Identification of Decoherence-Free Subspaces Without Quantum Process Tomography

TL;DR

This paper introduces an efficient protocol to identify decoherence-free subspaces in quantum processes without full process tomography, significantly reducing measurement requirements and demonstrating practical experimental application.

Contribution

The paper presents a novel protocol that directly identifies decoherence-free subspaces with fewer measurements, avoiding full quantum process reconstruction.

Findings

Achieved identification of DFS with 32 measurements instead of 256

Demonstrated quadratic speedup over standard tomography

Extended protocol applicability to higher-dimensional systems

Abstract

Characterizing a quantum process is the critical first step towards applying such a process in a quantum information protocol.

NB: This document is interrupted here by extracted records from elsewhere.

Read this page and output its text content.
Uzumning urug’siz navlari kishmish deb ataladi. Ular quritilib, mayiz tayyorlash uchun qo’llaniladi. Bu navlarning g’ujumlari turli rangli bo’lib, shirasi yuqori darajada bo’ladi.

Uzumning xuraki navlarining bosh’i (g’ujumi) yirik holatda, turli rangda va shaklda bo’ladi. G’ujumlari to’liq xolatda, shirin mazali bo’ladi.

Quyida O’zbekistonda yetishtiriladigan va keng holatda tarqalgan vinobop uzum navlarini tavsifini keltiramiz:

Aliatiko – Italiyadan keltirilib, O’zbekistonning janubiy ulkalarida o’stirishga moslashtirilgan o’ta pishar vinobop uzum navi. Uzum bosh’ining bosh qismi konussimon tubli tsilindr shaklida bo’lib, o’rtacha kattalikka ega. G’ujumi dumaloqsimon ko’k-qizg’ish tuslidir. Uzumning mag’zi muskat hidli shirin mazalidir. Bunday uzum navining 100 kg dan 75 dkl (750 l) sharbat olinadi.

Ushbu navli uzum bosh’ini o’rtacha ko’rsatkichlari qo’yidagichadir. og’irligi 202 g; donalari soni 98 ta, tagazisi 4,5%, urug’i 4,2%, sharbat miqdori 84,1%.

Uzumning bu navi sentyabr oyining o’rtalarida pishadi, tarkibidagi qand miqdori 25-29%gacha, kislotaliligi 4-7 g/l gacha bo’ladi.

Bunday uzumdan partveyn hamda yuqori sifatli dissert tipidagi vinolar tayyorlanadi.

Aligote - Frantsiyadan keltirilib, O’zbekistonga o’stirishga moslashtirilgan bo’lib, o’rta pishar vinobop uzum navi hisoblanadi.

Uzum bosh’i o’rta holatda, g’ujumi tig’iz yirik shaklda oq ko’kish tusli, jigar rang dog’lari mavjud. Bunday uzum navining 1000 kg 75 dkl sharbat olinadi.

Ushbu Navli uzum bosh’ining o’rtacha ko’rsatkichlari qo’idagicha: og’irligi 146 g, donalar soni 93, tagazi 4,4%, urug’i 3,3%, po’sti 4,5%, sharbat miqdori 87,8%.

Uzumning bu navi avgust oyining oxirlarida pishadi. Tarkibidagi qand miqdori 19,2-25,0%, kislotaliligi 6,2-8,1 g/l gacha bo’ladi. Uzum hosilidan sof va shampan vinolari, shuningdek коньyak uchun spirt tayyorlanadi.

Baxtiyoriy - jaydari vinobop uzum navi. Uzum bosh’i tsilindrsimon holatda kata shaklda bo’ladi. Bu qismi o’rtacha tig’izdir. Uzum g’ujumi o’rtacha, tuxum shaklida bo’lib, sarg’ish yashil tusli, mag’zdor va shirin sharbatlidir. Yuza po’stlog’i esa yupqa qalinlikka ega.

Full process characterization is known to be extremely resource-intensive, motivating the search for more efficient ways to extract salient information about the process. An example is the identification of "decoherence-free subspaces", in which computation or communications may be carried out, immune to the principal sources of decoherence in the system. Here we propose and demonstrate a protocol which enables one to directly identify a DFS without carrying out a full reconstruction. Our protocol offers an up-to-quadratic speedup over standard process tomography. In this paper, we experimentally identify the DFS of a two-qubit process with 32 measurements rather than the usual 256, characterize the robustness and efficiency of the protocol, and discuss its extension to higher-dimensional systems.